During the Oregon game and after the game, it was clear this was a Washington football team clinging by its fingertips to the edge of the cliff, and slowly slipping off.
The Huskies are beaten up physically, mentally and emotionally. The words are the same, of course. They still believe they can make a bowl game, they can finish the season strong, they can turn things around and end on a high note.
But the words behind the words tell a different story.
Maybe Washington will indeed win its last two games. Certainly it should handle Stanford at home next week. But the swagger and confidence that this team had in September is now history. In its place is a team that says one thing with its mouth, but an entirely different thing with its eyes.

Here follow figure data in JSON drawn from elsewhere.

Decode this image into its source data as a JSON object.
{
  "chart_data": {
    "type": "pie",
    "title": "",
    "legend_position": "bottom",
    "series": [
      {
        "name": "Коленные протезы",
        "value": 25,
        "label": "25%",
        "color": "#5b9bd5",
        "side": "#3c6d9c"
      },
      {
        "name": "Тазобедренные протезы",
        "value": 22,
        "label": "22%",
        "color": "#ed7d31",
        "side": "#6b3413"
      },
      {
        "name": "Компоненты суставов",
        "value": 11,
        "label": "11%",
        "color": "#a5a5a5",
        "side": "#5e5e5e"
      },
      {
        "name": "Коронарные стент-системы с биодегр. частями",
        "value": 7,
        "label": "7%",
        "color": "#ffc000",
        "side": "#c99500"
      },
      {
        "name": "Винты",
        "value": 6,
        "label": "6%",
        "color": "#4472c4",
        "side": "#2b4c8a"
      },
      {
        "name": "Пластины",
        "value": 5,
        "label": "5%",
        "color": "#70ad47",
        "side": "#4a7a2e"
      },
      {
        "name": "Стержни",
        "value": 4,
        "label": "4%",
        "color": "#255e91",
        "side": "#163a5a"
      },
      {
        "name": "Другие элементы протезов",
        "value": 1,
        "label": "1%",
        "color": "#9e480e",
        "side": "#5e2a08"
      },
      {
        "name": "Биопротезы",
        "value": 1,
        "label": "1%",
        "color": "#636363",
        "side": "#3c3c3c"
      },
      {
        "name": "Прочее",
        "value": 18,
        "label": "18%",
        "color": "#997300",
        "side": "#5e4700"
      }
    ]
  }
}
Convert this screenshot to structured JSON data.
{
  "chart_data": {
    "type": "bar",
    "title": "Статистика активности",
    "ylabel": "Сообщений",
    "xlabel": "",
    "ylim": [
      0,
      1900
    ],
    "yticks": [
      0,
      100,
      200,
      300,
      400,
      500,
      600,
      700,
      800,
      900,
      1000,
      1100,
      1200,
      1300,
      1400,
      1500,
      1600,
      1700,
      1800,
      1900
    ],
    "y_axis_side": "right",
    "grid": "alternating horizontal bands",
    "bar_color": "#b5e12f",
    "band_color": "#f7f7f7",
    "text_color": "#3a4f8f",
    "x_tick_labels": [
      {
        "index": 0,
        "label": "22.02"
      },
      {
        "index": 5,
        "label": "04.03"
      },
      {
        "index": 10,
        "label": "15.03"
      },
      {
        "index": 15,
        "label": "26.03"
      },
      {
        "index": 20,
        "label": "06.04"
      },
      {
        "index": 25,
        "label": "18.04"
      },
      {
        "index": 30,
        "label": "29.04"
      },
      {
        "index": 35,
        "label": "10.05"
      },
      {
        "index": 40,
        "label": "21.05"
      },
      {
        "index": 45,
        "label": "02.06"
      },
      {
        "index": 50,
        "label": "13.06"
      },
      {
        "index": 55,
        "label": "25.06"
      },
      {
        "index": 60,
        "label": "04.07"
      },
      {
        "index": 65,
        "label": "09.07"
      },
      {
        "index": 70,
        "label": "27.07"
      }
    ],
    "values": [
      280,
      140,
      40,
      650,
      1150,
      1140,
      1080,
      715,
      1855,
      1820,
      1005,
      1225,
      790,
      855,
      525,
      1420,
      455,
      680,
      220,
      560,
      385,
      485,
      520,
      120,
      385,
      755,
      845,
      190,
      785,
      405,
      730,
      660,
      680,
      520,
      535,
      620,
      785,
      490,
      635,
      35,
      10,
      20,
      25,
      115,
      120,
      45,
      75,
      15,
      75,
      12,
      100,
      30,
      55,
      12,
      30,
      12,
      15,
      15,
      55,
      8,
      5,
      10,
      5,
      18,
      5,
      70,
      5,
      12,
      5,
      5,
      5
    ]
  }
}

Look closely, and you see a team hurting. Hurting physically, to be sure. This has been a long season, and the Huskies do not have a bye to recover a bit. For a team that already had little depth, that was a death sentence. There was no way Washington could survive an entire season as thin as it was at most positions, and that’s proven to be the case.
But just as pained physically as the Huskies are, they are in just as much emotional turmoil. And how could they not be? At one time, they were looking at a 4-1 start, were the talk of the Pacific-10 and generating some positive national buzz. They were two wins away from a bowl game with seven still to play. It was an amazing turnaround.
And then the bottom fell out.
Injuries started to mount up. Wins started to turn into losses. Questions sprang up. Was the start an illusion? Was this team really a bowl team?
The close losses in October – amounting to four losses by a combined 26 points – had to be a huge hit psychologically. It’s tough to see that you aren’t just quite good enough. In some sense, it’s better to be dominated than to be edged out. One-sided losses leave no doubt; you simply aren’t good enough. Close losses, though, leave you questioning what you could do different, if you just got lucky, if you’re really good enough to compete with those top teams.
For a team on such a high after getting wins over Arizona and UCLA, those are tough questions to face. To have to do it four times, well, you can see why this team doesn’t appear to be the same one that had started to capture the city’s attention.
Can the Huskies get that back? It’s going to take a lot. Winning the last two games would definitely help. Finishing 6-6 would be a huge jump for a team coming off three wins in two years. But being that it would come at the end of the season would make it tough to carry on any momentum to next season.
Six wins would be a success for this team, but what this team really needs is to somehow get into a bowl game. Is it likely to happen? No. But a collapse here or there and a win over Washington State and the Apple Cup, and who knows?
A bowl spot would be that tangible victory that this team could really fall back on. It could say, “Look what we went through. A grueling schedule, losing our leader and best player, losing four heart-breakers in four weeks, and we still found a way to reach a bowl.”
That would show the returning players that if they can accomplish that with a team not really built for a great deal of success, what could they get done when Tyrone Willingham has a couple years to recruit?
That would start building that winning attitude that this program has lacked for so long. It’s an attitude we saw in the early months of this season, but that may have been a faade, a case of a team getting a whiff of the new car smell only to later realize that the car may look and smell good, but in reality it has pretty bad gas mileage and isn’t built for the long haul.
But if this season turns into a successful test drive, next year’s model of the Huskies might be the one that could combine the early physical appeal with the long lasting durability.